IDAG gave me some recommendations in order to improve the content and style of the DBD and to make the drafting work smooth. They include points that help clarify the aim of DBD and make it more comprehensive. Also there were technically useful suggestions. I appreciate all the suggestions and adopt many of them since they strengthen our effort on DBD. I describe below some important points, backed up also by IDAG, which are meaningful to be known by the community.

First, IDAG confirmed that all contributors shared the basic stance that the expected audience of the document is high-energy physicists. We have been discussing the character of DBD with the concept groups for some time and agreed that the document should contain detailed enough information to convince our colleagues in the nearby fields about the feasibility and the capability of the designed detectors and about the clear discussions of physics reach. When the DBD is finished, however, it will also be desirable to address it towards wider communities including funding agencies. This will be made in collaboration with that of Global Design Effort by making separate volumes of an executive summary and an outreach document of both the Technical Design Report and the DBD combined.

The detector volume will have an introductory chapter, a common issue chapter and the two detector chapters. As suggested by IDAG, a common issue chapter will be made, in which common items will be moved from the introductory chapter and from each detector chapter. With the common issue chapter, the DBD can be organised in a clearer form, reducing duplications. Now detailed discussions are being continued by the DBD format working group on how to allocate the topics in order to make for smooth reading and comprehensive coverage.

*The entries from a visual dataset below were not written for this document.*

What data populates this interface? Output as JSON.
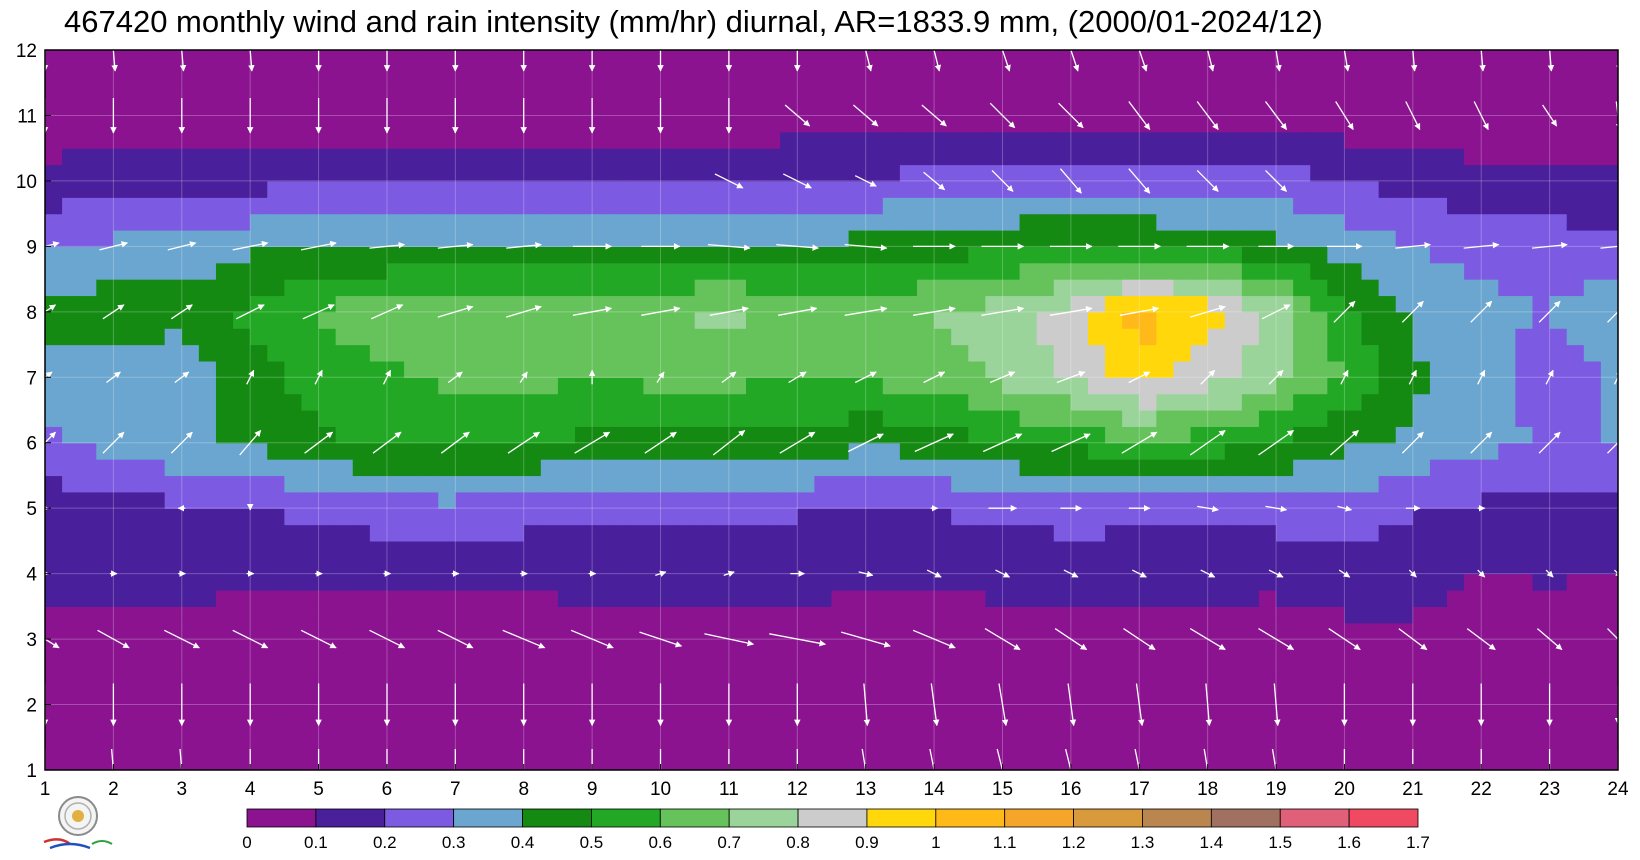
{
  "chart_data": {
    "type": "heatmap",
    "title": "467420 monthly wind and rain intensity (mm/hr) diurnal, AR=1833.9 mm, (2000/01-2024/12)",
    "xlabel": "",
    "ylabel": "",
    "x_ticks": [
      "1",
      "2",
      "3",
      "4",
      "5",
      "6",
      "7",
      "8",
      "9",
      "10",
      "11",
      "12",
      "13",
      "14",
      "15",
      "16",
      "17",
      "18",
      "19",
      "20",
      "21",
      "22",
      "23",
      "24"
    ],
    "y_ticks": [
      "1",
      "2",
      "3",
      "4",
      "5",
      "6",
      "7",
      "8",
      "9",
      "10",
      "11",
      "12"
    ],
    "xlim": [
      1,
      24
    ],
    "ylim": [
      1,
      12
    ],
    "grid": true,
    "legend": "bottom colorbar",
    "colorbar": {
      "levels": [
        "0",
        "0.1",
        "0.2",
        "0.3",
        "0.4",
        "0.5",
        "0.6",
        "0.7",
        "0.8",
        "0.9",
        "1",
        "1.1",
        "1.2",
        "1.3",
        "1.4",
        "1.5",
        "1.6",
        "1.7"
      ],
      "colors": [
        "#8b1390",
        "#4a1f9c",
        "#7c5ae2",
        "#6aa6cf",
        "#148a12",
        "#22a824",
        "#66c35c",
        "#9ad49a",
        "#cccccc",
        "#ffd70a",
        "#ffba1a",
        "#f5a52a",
        "#d99a3c",
        "#b8864e",
        "#a07060",
        "#e0607a",
        "#f04a62",
        "#d8283e"
      ]
    },
    "contour_line_color": "#f5a623",
    "columns_hours": [
      1,
      2,
      3,
      4,
      5,
      6,
      7,
      8,
      9,
      10,
      11,
      12,
      13,
      14,
      15,
      16,
      17,
      18,
      19,
      20,
      21,
      22,
      23,
      24
    ],
    "rows_months": [
      1,
      2,
      3,
      4,
      5,
      6,
      7,
      8,
      9,
      10,
      11,
      12
    ],
    "rain_intensity": [
      [
        0.02,
        0.02,
        0.02,
        0.02,
        0.02,
        0.02,
        0.02,
        0.02,
        0.02,
        0.02,
        0.02,
        0.02,
        0.02,
        0.02,
        0.02,
        0.02,
        0.02,
        0.02,
        0.02,
        0.02,
        0.02,
        0.02,
        0.02,
        0.02
      ],
      [
        0.03,
        0.03,
        0.03,
        0.03,
        0.03,
        0.03,
        0.03,
        0.03,
        0.03,
        0.03,
        0.03,
        0.03,
        0.03,
        0.03,
        0.03,
        0.03,
        0.03,
        0.03,
        0.03,
        0.03,
        0.03,
        0.03,
        0.03,
        0.03
      ],
      [
        0.06,
        0.06,
        0.06,
        0.06,
        0.05,
        0.05,
        0.05,
        0.05,
        0.06,
        0.06,
        0.06,
        0.06,
        0.06,
        0.06,
        0.06,
        0.06,
        0.06,
        0.06,
        0.06,
        0.07,
        0.07,
        0.07,
        0.07,
        0.07
      ],
      [
        0.13,
        0.13,
        0.13,
        0.12,
        0.11,
        0.11,
        0.11,
        0.12,
        0.13,
        0.13,
        0.14,
        0.13,
        0.12,
        0.11,
        0.13,
        0.14,
        0.14,
        0.14,
        0.12,
        0.15,
        0.15,
        0.09,
        0.11,
        0.09
      ],
      [
        0.14,
        0.16,
        0.18,
        0.2,
        0.23,
        0.26,
        0.27,
        0.25,
        0.22,
        0.21,
        0.21,
        0.21,
        0.2,
        0.21,
        0.22,
        0.24,
        0.23,
        0.22,
        0.25,
        0.27,
        0.2,
        0.18,
        0.17,
        0.16
      ],
      [
        0.28,
        0.33,
        0.38,
        0.42,
        0.48,
        0.51,
        0.52,
        0.5,
        0.48,
        0.48,
        0.48,
        0.46,
        0.42,
        0.44,
        0.5,
        0.52,
        0.58,
        0.55,
        0.5,
        0.42,
        0.38,
        0.32,
        0.3,
        0.3
      ],
      [
        0.33,
        0.34,
        0.32,
        0.45,
        0.55,
        0.58,
        0.63,
        0.62,
        0.61,
        0.62,
        0.62,
        0.6,
        0.62,
        0.65,
        0.72,
        0.82,
        0.95,
        0.85,
        0.72,
        0.6,
        0.42,
        0.35,
        0.22,
        0.32
      ],
      [
        0.45,
        0.45,
        0.44,
        0.52,
        0.62,
        0.65,
        0.66,
        0.7,
        0.68,
        0.7,
        0.72,
        0.66,
        0.64,
        0.7,
        0.75,
        0.85,
        1.05,
        0.95,
        0.78,
        0.52,
        0.38,
        0.34,
        0.3,
        0.38
      ],
      [
        0.3,
        0.32,
        0.34,
        0.38,
        0.4,
        0.41,
        0.42,
        0.41,
        0.42,
        0.42,
        0.42,
        0.42,
        0.43,
        0.46,
        0.48,
        0.52,
        0.5,
        0.46,
        0.42,
        0.35,
        0.3,
        0.26,
        0.25,
        0.22
      ],
      [
        0.13,
        0.15,
        0.16,
        0.17,
        0.18,
        0.18,
        0.18,
        0.17,
        0.17,
        0.18,
        0.18,
        0.19,
        0.21,
        0.23,
        0.25,
        0.27,
        0.26,
        0.25,
        0.24,
        0.2,
        0.17,
        0.13,
        0.13,
        0.12
      ],
      [
        0.04,
        0.04,
        0.04,
        0.04,
        0.04,
        0.04,
        0.04,
        0.04,
        0.04,
        0.04,
        0.04,
        0.05,
        0.05,
        0.05,
        0.05,
        0.05,
        0.05,
        0.05,
        0.05,
        0.04,
        0.04,
        0.04,
        0.04,
        0.04
      ],
      [
        0.02,
        0.02,
        0.02,
        0.02,
        0.02,
        0.02,
        0.02,
        0.02,
        0.02,
        0.02,
        0.02,
        0.02,
        0.02,
        0.02,
        0.02,
        0.02,
        0.02,
        0.02,
        0.02,
        0.02,
        0.02,
        0.02,
        0.02,
        0.02
      ]
    ],
    "wind_vectors_u": [
      [
        0,
        0.05,
        0.05,
        0,
        0,
        0,
        0,
        0,
        0,
        0,
        0,
        0,
        0.1,
        0.12,
        0.15,
        0.15,
        0.12,
        0.1,
        0.1,
        0,
        0,
        0,
        0,
        0
      ],
      [
        0,
        0,
        0,
        0,
        0,
        0,
        0,
        0,
        0,
        0,
        0,
        0,
        0.05,
        0.08,
        0.1,
        0.08,
        0.08,
        0.05,
        0.05,
        0,
        0,
        0,
        0,
        0
      ],
      [
        0.4,
        0.45,
        0.5,
        0.5,
        0.5,
        0.5,
        0.5,
        0.6,
        0.6,
        0.6,
        0.7,
        0.8,
        0.7,
        0.6,
        0.5,
        0.45,
        0.45,
        0.5,
        0.5,
        0.45,
        0.4,
        0.4,
        0.35,
        0.3
      ],
      [
        0.1,
        0.1,
        0.1,
        0.1,
        0.1,
        0.1,
        0.1,
        0.1,
        0.1,
        0.15,
        0.15,
        0.2,
        0.2,
        0.2,
        0.2,
        0.2,
        0.2,
        0.2,
        0.2,
        0.15,
        0.1,
        0.1,
        0.1,
        0.1
      ],
      [
        0.1,
        0,
        -0.1,
        0,
        0,
        0,
        0,
        0,
        0,
        0,
        0,
        0,
        0,
        0.1,
        0.4,
        0.3,
        0.3,
        0.3,
        0.3,
        0.2,
        0.2,
        0.1,
        0,
        0
      ],
      [
        0.3,
        0.3,
        0.3,
        0.3,
        0.4,
        0.4,
        0.4,
        0.45,
        0.5,
        0.45,
        0.45,
        0.5,
        0.5,
        0.55,
        0.55,
        0.55,
        0.5,
        0.5,
        0.5,
        0.4,
        0.3,
        0.3,
        0.3,
        0.3
      ],
      [
        0.2,
        0.2,
        0.2,
        0.1,
        0.1,
        0.1,
        0.2,
        0.1,
        0,
        0.1,
        0.2,
        0.25,
        0.3,
        0.3,
        0.35,
        0.4,
        0.3,
        0.2,
        0.2,
        0.1,
        0.1,
        0.1,
        0.1,
        0.1
      ],
      [
        0.3,
        0.3,
        0.3,
        0.4,
        0.45,
        0.45,
        0.5,
        0.5,
        0.55,
        0.55,
        0.55,
        0.55,
        0.6,
        0.6,
        0.6,
        0.6,
        0.55,
        0.5,
        0.4,
        0.3,
        0.3,
        0.3,
        0.3,
        0.3
      ],
      [
        0.4,
        0.4,
        0.4,
        0.5,
        0.5,
        0.5,
        0.5,
        0.5,
        0.55,
        0.55,
        0.6,
        0.6,
        0.6,
        0.6,
        0.6,
        0.6,
        0.6,
        0.6,
        0.5,
        0.5,
        0.5,
        0.5,
        0.5,
        0.5
      ],
      [
        0,
        0,
        0,
        0,
        0,
        0,
        0,
        0,
        0,
        0,
        0.4,
        0.4,
        0.3,
        0.3,
        0.3,
        0.3,
        0.3,
        0.3,
        0.3,
        0,
        0,
        0,
        0,
        0
      ],
      [
        0,
        0,
        0,
        0,
        0,
        0,
        0,
        0,
        0,
        0,
        0,
        0.35,
        0.35,
        0.35,
        0.35,
        0.35,
        0.3,
        0.3,
        0.3,
        0.25,
        0.2,
        0.2,
        0.2,
        0.05
      ],
      [
        0,
        0.05,
        0.05,
        0.05,
        0,
        0,
        0,
        0,
        0,
        0,
        0,
        0,
        0.15,
        0.15,
        0.2,
        0.2,
        0.2,
        0.15,
        0.1,
        0.1,
        0.05,
        0.05,
        0.05,
        0.05
      ]
    ],
    "wind_vectors_v": [
      [
        -0.6,
        -0.6,
        -0.6,
        -0.6,
        -0.6,
        -0.6,
        -0.6,
        -0.6,
        -0.6,
        -0.6,
        -0.6,
        -0.6,
        -0.6,
        -0.6,
        -0.6,
        -0.6,
        -0.6,
        -0.6,
        -0.6,
        -0.6,
        -0.6,
        -0.6,
        -0.6,
        -0.55
      ],
      [
        -0.6,
        -0.6,
        -0.6,
        -0.6,
        -0.6,
        -0.6,
        -0.6,
        -0.6,
        -0.6,
        -0.6,
        -0.6,
        -0.6,
        -0.6,
        -0.6,
        -0.6,
        -0.6,
        -0.6,
        -0.6,
        -0.6,
        -0.6,
        -0.6,
        -0.6,
        -0.6,
        -0.55
      ],
      [
        -0.25,
        -0.25,
        -0.25,
        -0.25,
        -0.25,
        -0.25,
        -0.25,
        -0.25,
        -0.25,
        -0.2,
        -0.15,
        -0.15,
        -0.2,
        -0.25,
        -0.3,
        -0.3,
        -0.3,
        -0.3,
        -0.3,
        -0.3,
        -0.3,
        -0.3,
        -0.3,
        -0.3
      ],
      [
        0,
        0,
        0,
        0,
        0,
        0,
        0,
        0,
        0,
        0.05,
        0.05,
        0,
        -0.05,
        -0.1,
        -0.1,
        -0.1,
        -0.1,
        -0.1,
        -0.1,
        -0.1,
        -0.1,
        -0.1,
        -0.1,
        -0.1
      ],
      [
        0,
        0,
        0,
        -0.05,
        0,
        0,
        0,
        0,
        0,
        0,
        0,
        0,
        0,
        0,
        0,
        0,
        0,
        -0.05,
        -0.05,
        -0.05,
        0,
        0,
        0,
        0
      ],
      [
        0.3,
        0.3,
        0.3,
        0.35,
        0.3,
        0.3,
        0.3,
        0.3,
        0.3,
        0.3,
        0.35,
        0.3,
        0.25,
        0.25,
        0.25,
        0.25,
        0.3,
        0.35,
        0.35,
        0.35,
        0.3,
        0.3,
        0.3,
        0.3
      ],
      [
        0.15,
        0.15,
        0.15,
        0.2,
        0.2,
        0.2,
        0.15,
        0.15,
        0.2,
        0.15,
        0.15,
        0.15,
        0.15,
        0.15,
        0.15,
        0.15,
        0.15,
        0.2,
        0.2,
        0.2,
        0.2,
        0.2,
        0.2,
        0.2
      ],
      [
        0.2,
        0.2,
        0.2,
        0.2,
        0.2,
        0.2,
        0.15,
        0.15,
        0.1,
        0.1,
        0.1,
        0.1,
        0.1,
        0.1,
        0.1,
        0.1,
        0.1,
        0.15,
        0.2,
        0.3,
        0.3,
        0.3,
        0.3,
        0.3
      ],
      [
        0.1,
        0.1,
        0.1,
        0.1,
        0.1,
        0.05,
        0.05,
        0.05,
        0,
        0,
        -0.05,
        -0.05,
        -0.05,
        0,
        0,
        0,
        0,
        0,
        0,
        0,
        0.05,
        0.05,
        0.05,
        0.05
      ],
      [
        0,
        0,
        0,
        0,
        0,
        0,
        0,
        0,
        0,
        0,
        -0.2,
        -0.2,
        -0.15,
        -0.25,
        -0.3,
        -0.35,
        -0.35,
        -0.3,
        -0.3,
        0,
        0,
        0,
        0,
        0
      ],
      [
        -0.5,
        -0.5,
        -0.5,
        -0.5,
        -0.5,
        -0.5,
        -0.5,
        -0.5,
        -0.5,
        -0.5,
        -0.5,
        -0.3,
        -0.3,
        -0.3,
        -0.35,
        -0.35,
        -0.4,
        -0.4,
        -0.4,
        -0.4,
        -0.4,
        -0.4,
        -0.3,
        -0.4
      ],
      [
        -0.6,
        -0.6,
        -0.6,
        -0.6,
        -0.6,
        -0.6,
        -0.6,
        -0.6,
        -0.6,
        -0.6,
        -0.6,
        -0.6,
        -0.6,
        -0.6,
        -0.6,
        -0.6,
        -0.6,
        -0.6,
        -0.6,
        -0.6,
        -0.6,
        -0.6,
        -0.6,
        -0.6
      ]
    ]
  }
}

An important recommendation about the common chapter was made regarding future R&D. It is always true that detectors can be improved as new technologies or studies develop. So the concept groups wish to continue further R&D, knowing where possible improvements can be expected. IDAG suggested a solution, which was the same as we had planned, that such future activities be placed in the common chapter, not in each detector chapter, so that we don’t give the impression that we are not ready. The detector part needs to present that capable detector systems can be realised based on the achieved technologies.

Taking the IDAG suggestion that the introduction be written earlier so that the detector authors know what has already been written in the introduction, we try to fix the contents and authors of the introductory and common issue chapters as soon as possible.

There were recommendations concerning the simulations. One of them is to put a summary of the existing simulation studies for 500-GeV reactions before presenting new benchmarks at 1 TeV. It is an important point in order not to confuse the readers. While the detector groups are now working in full swing to complete the new benchmarks, we should not forget that the primary focus of the TDR/DBD will be on achieving a robust design for 500-GeV physics and that a number of benchmarks were studied already for the Letters of Intent. This point was transmitted to the two detector groups.

The format working group will meet soon to finalise the plan so that we can go ahead soon with drafting. We will also consider making a short summary chapter after the individual detector chapters to bring a clear message to the readers. We wish to complete the DBD by stating in the summary chapter that the DBD describes the status of the ILC detector studies of the design groups, demonstrating that with the technology in hand we can conclude that the two baselines are feasible and capable of achieving the physics goals of the ILC, and that future work will now move us closer to realisation of these detector concepts.

Sakue Yamada

Sakue Yamada (Emeritus Professor, University of Tokyo and KEK). Former ILC Research Director.